Project Assigment Prediction WriteUp.Rmd

---
title: "Project Assigment Writeup Machine Learning Course"
author: "CEA"
date: "Sunday, April 03, 2016"
output: html_document
---
# Summary 

This project classifies the way of weight-lifting exercise in 6 healthy participants between 20-28 years old. The classification is based on the detection of common mistakes during weight-lifting (classes B, C, D, E) or not (class A). The classification was predicted by fitting three model using 36 features from a dataset obtained from recording acceleration in axis x, y and z in 4 wearables accelerometers per subject during the 5 classes of exercise. The accuracy was of each model calculated and the best was chosen to predict the classes of exercise of 20 participants of a testing dataset. 

# Data

The training and testing data were obtained by Velloso et.al (2013) and download from:
```{r}

training <- read.csv(url("https://d396qusza40orc.cloudfront.net/predmachlearn/pml-training.csv"))
testing <- read.csv(url("https://d396qusza40orc.cloudfront.net/predmachlearn/pml-testing.csv"))

```

# Data Cleaning

Variables as user_name as those related with information of the windows and recordig times were excluded (1)  

```{r}
training = training[, -c(1:7)]
testing = testing[, -c(1:7)]

```

Given the nature of the test dataset have not more than one window of recording, variables as kurtosis, skewness, maximun, minimum, amplitude, variance, average and standard deviation were not useful in our case.

```{r}
indextrain = grep("kurtosis|skewness|avg|max|min|amplitude|var|avg|stddev", colnames(training))
training = training[,-indextrain]

indextest = grep("kurtosis|skewness|avg|max|min|amplitude|var|avg|stddev", colnames(testing))
testing = testing[,-indextest]

```

Finally the data was checked for NA cases

```{r}
any(is.na(training))
```


# Feature Selection

The accelerometer devices has 3 components: gyroscope, magnetometer and accelerometer.
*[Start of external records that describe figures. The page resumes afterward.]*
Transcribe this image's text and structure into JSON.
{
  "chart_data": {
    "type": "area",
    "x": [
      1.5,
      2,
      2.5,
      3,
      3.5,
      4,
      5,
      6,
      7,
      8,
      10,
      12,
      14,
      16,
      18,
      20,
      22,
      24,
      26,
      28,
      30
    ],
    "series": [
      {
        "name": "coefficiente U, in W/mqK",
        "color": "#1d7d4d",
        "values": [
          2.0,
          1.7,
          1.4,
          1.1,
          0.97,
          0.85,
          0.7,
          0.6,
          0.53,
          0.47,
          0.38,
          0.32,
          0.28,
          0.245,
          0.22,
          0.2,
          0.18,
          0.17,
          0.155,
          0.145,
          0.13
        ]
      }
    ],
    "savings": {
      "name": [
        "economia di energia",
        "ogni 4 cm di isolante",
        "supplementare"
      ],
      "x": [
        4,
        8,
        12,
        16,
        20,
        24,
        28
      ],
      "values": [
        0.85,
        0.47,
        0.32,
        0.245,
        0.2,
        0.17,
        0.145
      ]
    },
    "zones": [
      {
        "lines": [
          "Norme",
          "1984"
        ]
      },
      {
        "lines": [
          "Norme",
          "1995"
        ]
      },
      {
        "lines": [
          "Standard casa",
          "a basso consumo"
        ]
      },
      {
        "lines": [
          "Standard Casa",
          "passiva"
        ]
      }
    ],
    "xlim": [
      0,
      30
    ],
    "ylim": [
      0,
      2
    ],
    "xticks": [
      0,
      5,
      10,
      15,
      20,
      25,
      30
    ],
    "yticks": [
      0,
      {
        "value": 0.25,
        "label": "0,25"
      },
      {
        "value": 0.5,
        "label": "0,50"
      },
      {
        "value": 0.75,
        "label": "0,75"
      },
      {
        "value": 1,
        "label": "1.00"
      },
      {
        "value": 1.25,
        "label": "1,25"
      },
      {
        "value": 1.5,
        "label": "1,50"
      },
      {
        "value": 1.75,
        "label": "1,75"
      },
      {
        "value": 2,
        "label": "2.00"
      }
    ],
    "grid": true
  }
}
From each one, 3 measurements in the three axis x, y and z, were obtained. Total acceleration and Euler angles (roll, pitch and yaw) are obtained from the previous variables, so they were excluded.  

```{r}
index = grep("pitch|yaw|roll|total_accel", colnames(training))
training = training[,-index]

index = grep("pitch|yaw|roll|total_accel", colnames(testing))
testing = testing[,-index]
```

# Packages

```{r}
library(caret)
```
# Cross-validation

10-fold crossvalidation was used for 3 different models used. For reproducibility purposes a seed value was set up of the 3 parallel models.

```{r}

seed = set.seed(123)
Tcontrol = trainControl(method = "cv", number = 10)

```

# Models

 Three different models were produced: a boosted tree (modgbm)

Boosted tree(modgbm)
```{r cache=TRUE, echo = TRUE, results = 'hide'}
set.seed(123)
modgbm = train(classe~., data = training, method = "gbm", trControl = Tcontrol)
```

Linear Discriminant Analysis (modlda)

```{r cache =TRUE, echo = TRUE, results = 'hide'}
set.seed(123)
modlda = train(classe~., data = training, method = "lda", trControl = Tcontrol)
```

Multinomial logistic Regression

```{r cache = TRUE, echo = TRUE, results = 'hide'}
set.seed(123)
modmultinom = train(classe~., data = training, method = "multinom", trControl = Tcontrol)
```

# Choosing the best model

```{r}
resamps <- resamples(list(GBM = modgbm,LDA = modlda,MUL = modmultinom))
summary(resamps)
bwplot(resamps, layout = c(3, 1))
```

The chosen model is Boosted trees.

# Prediction

```{r}

predicted = predict(modgbm, testing)
predicted
```

# Conclusion

Using the original data from the accelerometer, it is possible to predict the class of exercise on the 6 participants with a Boosted Trees Model.

# References

Velloso, E.; Bulling, A.; Gellersen, H.; Ugulino, W.; Fuks, H. Qualitative Activity Recognition of Weight Lifting Exercises. Proceedings of 4th International Conference in Cooperation with SIGCHI (Augmented Human '13) . Stuttgart, Germany: ACM SIGCHI, 2013.